La estructura principal de la almazara era un molino de aceite con un empiedro formado por la solería o alfarje y uno o dos rulos. La aceituna, que cae desde una tolva es triturada por las piedras. La masa molida se desliza al canal que circunda el alfarje, de donde se saca para el prensado. En los molinos de sangre, una caballería hace girar el malacate, que pone en movimiento los rulos, sujetos al árbol o eje. Por su parte superior, el eje juega en el quicio de la viga. A veces, para impedir el movimiento inverso, una rueda dentada hace las veces de piñón. Este antiguo procedimiento de prensado era común tanto lagar como a la almazara.

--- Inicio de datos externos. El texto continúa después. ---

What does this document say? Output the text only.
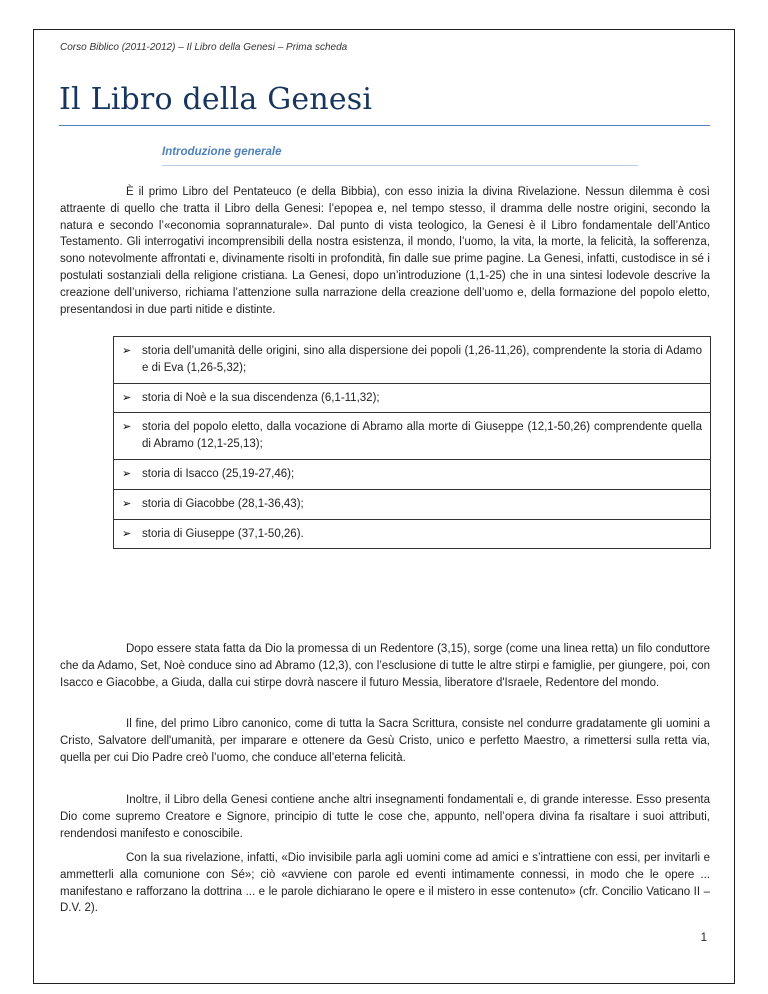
Corso Biblico (2011-2012) – Il Libro della Genesi – Prima scheda
Il Libro della Genesi
Introduzione generale

È il primo Libro del Pentateuco (e della Bibbia), con esso inizia la divina Rivelazione. Nessun dilemma è così attraente di quello che tratta il Libro della Genesi: l’epopea e, nel tempo stesso, il dramma delle nostre origini, secondo la natura e secondo l’«economia soprannaturale». Dal punto di vista teologico, la Genesi è il Libro fondamentale dell’Antico Testamento. Gli interrogativi incomprensibili della nostra esistenza, il mondo, l’uomo, la vita, la morte, la felicità, la sofferenza, sono notevolmente affrontati e, divinamente risolti in profondità, fin dalle sue prime pagine. La Genesi, infatti, custodisce in sé i postulati sostanziali della religione cristiana. La Genesi, dopo un’introduzione (1,1-25) che in una sintesi lodevole descrive la creazione dell’universo, richiama l’attenzione sulla narrazione della creazione dell’uomo e, della formazione del popolo eletto, presentandosi in due parti nitide e distinte.

➢ storia dell’umanità delle origini, sino alla dispersione dei popoli (1,26-11,26), comprendente la storia di Adamo e di Eva (1,26-5,32);

➢ storia di Noè e la sua discendenza (6,1-11,32);

➢ storia del popolo eletto, dalla vocazione di Abramo alla morte di Giuseppe (12,1-50,26) comprendente quella di Abramo (12,1-25,13);

➢ storia di Isacco (25,19-27,46);

➢ storia di Giacobbe (28,1-36,43);

➢ storia di Giuseppe (37,1-50,26).

Dopo essere stata fatta da Dio la promessa di un Redentore (3,15), sorge (come una linea retta) un filo conduttore che da Adamo, Set, Noè conduce sino ad Abramo (12,3), con l’esclusione di tutte le altre stirpi e famiglie, per giungere, poi, con Isacco e Giacobbe, a Giuda, dalla cui stirpe dovrà nascere il futuro Messia, liberatore d'Israele, Redentore del mondo.

Il fine, del primo Libro canonico, come di tutta la Sacra Scrittura, consiste nel condurre gradatamente gli uomini a Cristo, Salvatore dell'umanità, per imparare e ottenere da Gesù Cristo, unico e perfetto Maestro, a rimettersi sulla retta via, quella per cui Dio Padre creò l’uomo, che conduce all’eterna felicità.

Inoltre, il Libro della Genesi contiene anche altri insegnamenti fondamentali e, di grande interesse. Esso presenta Dio come supremo Creatore e Signore, principio di tutte le cose che, appunto, nell’opera divina fa risaltare i suoi attributi, rendendosi manifesto e conoscibile.

Con la sua rivelazione, infatti, «Dio invisibile parla agli uomini come ad amici e s’intrattiene con essi, per invitarli e ammetterli alla comunione con Sé»; ciò «avviene con parole ed eventi intimamente connessi, in modo che le opere ... manifestano e rafforzano la dottrina ... e le parole dichiarano le opere e il mistero in esse contenuto» (cfr. Concilio Vaticano II – D.V. 2).

1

Podemos encontrar almazaras en las poblaciones de Valencina de la Concepción, Castilleja de la Cuesta, Castilleja de Guzmán, Humbrete, Espartinas, Palomares del Rió y San Juan de Aznalfarache entre otras.

Los lagares son la segunda construcción en orden a su importancia, detrás del molino aceitero, necesaria para la transformación de los productos agrícolas y, aunque en algunas haciendas, cuyos campos se dedicaban preferentemente al cultivo de la vid, podía desplazar a un segundo plano al molino e incluso que éste no existiera como en el caso de la hacienda de las Cadenas de Palomares del Río, lo normal, no obstante, era que existiesen ambos aunque se utilizase la misma viga para las dos funciones.

El lagar, al igual que el molino aceitero, está compuesto por una nave alargada en la que se aloja “la viga” junto a la cual suele ir otra adosada con suelo cerámico sobre el que se procederá a la pisa de la uva y con dos portezuelas exteriores altas para facilitar así la descarga de los carros que acarrean el fruto. Cercanas al lagar o adosadas a él quedan las bodegas o atarazanas con suelos terrizos o enladrillados, anchos muros de tapial y cubiertas de madera y tejas, donde se alojan las tinajas o bocoyes donde se guarda el vino.

Otro típico edificio característico del Aljarafe, son las Haciendas.
Las antiguas haciendas están muy ligadas al paisaje natural y a un sistema de explotación agrícola, donde se integran funciones tan diversas como la residencia señorial, la industria de transformación de la aceituna y otras actividades agrícolas e incluso ganaderas, de modo que a cada actividad corresponde su propio espacio.

Son, pues, tres unidades con funciones distintas y complementarias las que determinan la tipología de las haciendas: la almazara o industria de transformación de la aceituna en aceite, las dependencias destinadas a labores agrícolas y las específicamente dedicadas a la función residencial y social. Son más de 200 las haciendas que existen en la comarca del aljarafe.